Melhor seria que o remédio adotado fosse a súmula impeditiva de recursos. Ela teria o mesmo efeito da súmula vinculante, pois não se poderia recorrer de decisão coincidente com o teor da súmula. Com a vantagem de que tal opção preservaria a liberdade plena de apreciação de todo o julgador. Não haveria questionamento a respeito da submissão da independência do juiz à vontade da cúpula nem sacrifício do dogma de seu sadio e livre convencimento. Mas, à impossibilidade do ideal, fique-se com o possível. É a reação do constituinte derivado à aparente insolubilidade do problema das lides repetidas e que tomam ao juiz brasileiro tempo precioso por ele subtraído ao conhecimento de questões novas. Um trabalho repetitivo, artesanal, hoje de cópia digitalizada e contida nos acervos eletrônicos, sem nenhuma criatividade.
A rigor, a utilização da súmula liberaria a comunidade jurídica do enfrentamento de questões idênticas e já decididas. A súmula não é ferramenta de libertação do juiz. É tentativa de obviar a necessidade de repetição de processos idênticos e que já mereceram apreciação do Judiciário. Parece contra-senso reiterar pedido já formulado, percorrer todas as instâncias e suas vicissitudes, com a exata pré-ciência de qual será o resultado final.
As teses sumuladas serão apenas aquelas emblemáticas, originadas de questões quais as tributárias, fiscais ou previdenciárias e de potencialidade multiplicadora de lides. Questões insuscetíveis de interpretação objetiva e próxima ao consenso, quais as criminais e de família, nunca serão objeto de súmula. Há de confiar no discernimento da Suprema Corte, que se utilizará com parcimônia da atribuição sumular.

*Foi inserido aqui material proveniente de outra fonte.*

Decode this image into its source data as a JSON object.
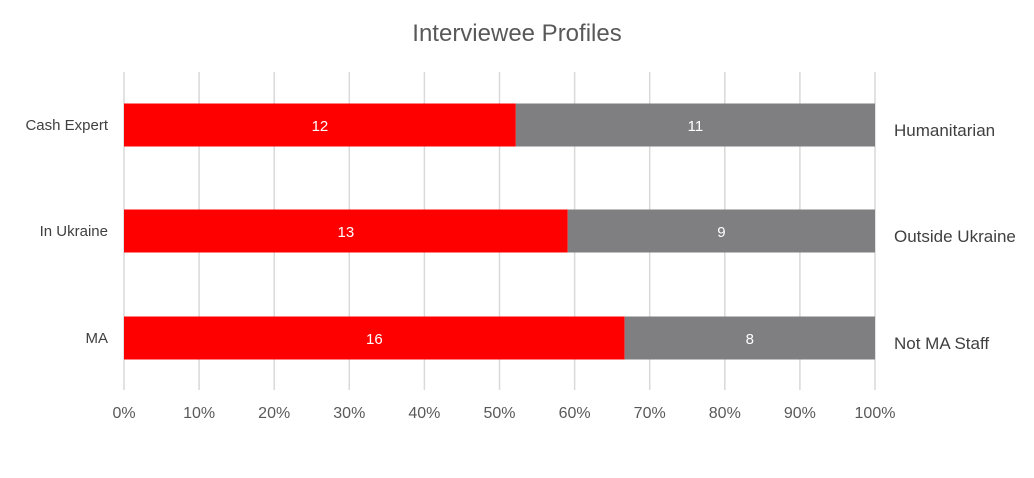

Não é todo e qualquer tema que merecerá sumulação. Antes disso, muitos juízes e tribunais já terão se debruçado e se manifestado sobre a questão posta em juízo.
Em síntese, houvesse a Justiça cuidado de simplificar o julgamento de questões superadas, de maneira a conferir ritmo de maior celeridade a tais processos, o constituinte não recorreria a instrumentos polêmicos, mas aparentemente eficazes, de obviar a multiplicação de ações repetidas.
Um aspecto de inegável benefício da súmula vinculante é que ela obrigará também a administração pública. Basta esse fator para legitimar a auspiciosa previsão de sensível redução dos processos que têm por móvel inicial a resistência do poder público em atender às decisões judiciais.


José Renato Nalini, 58, mestre e doutor em direito constitucional pela USP, juiz, é presidente do Tribunal de Alçada Criminal do Estado de São Paulo e membro da Comissão de Reforma do Judiciário da Secretaria Especial do Ministério da Justiça.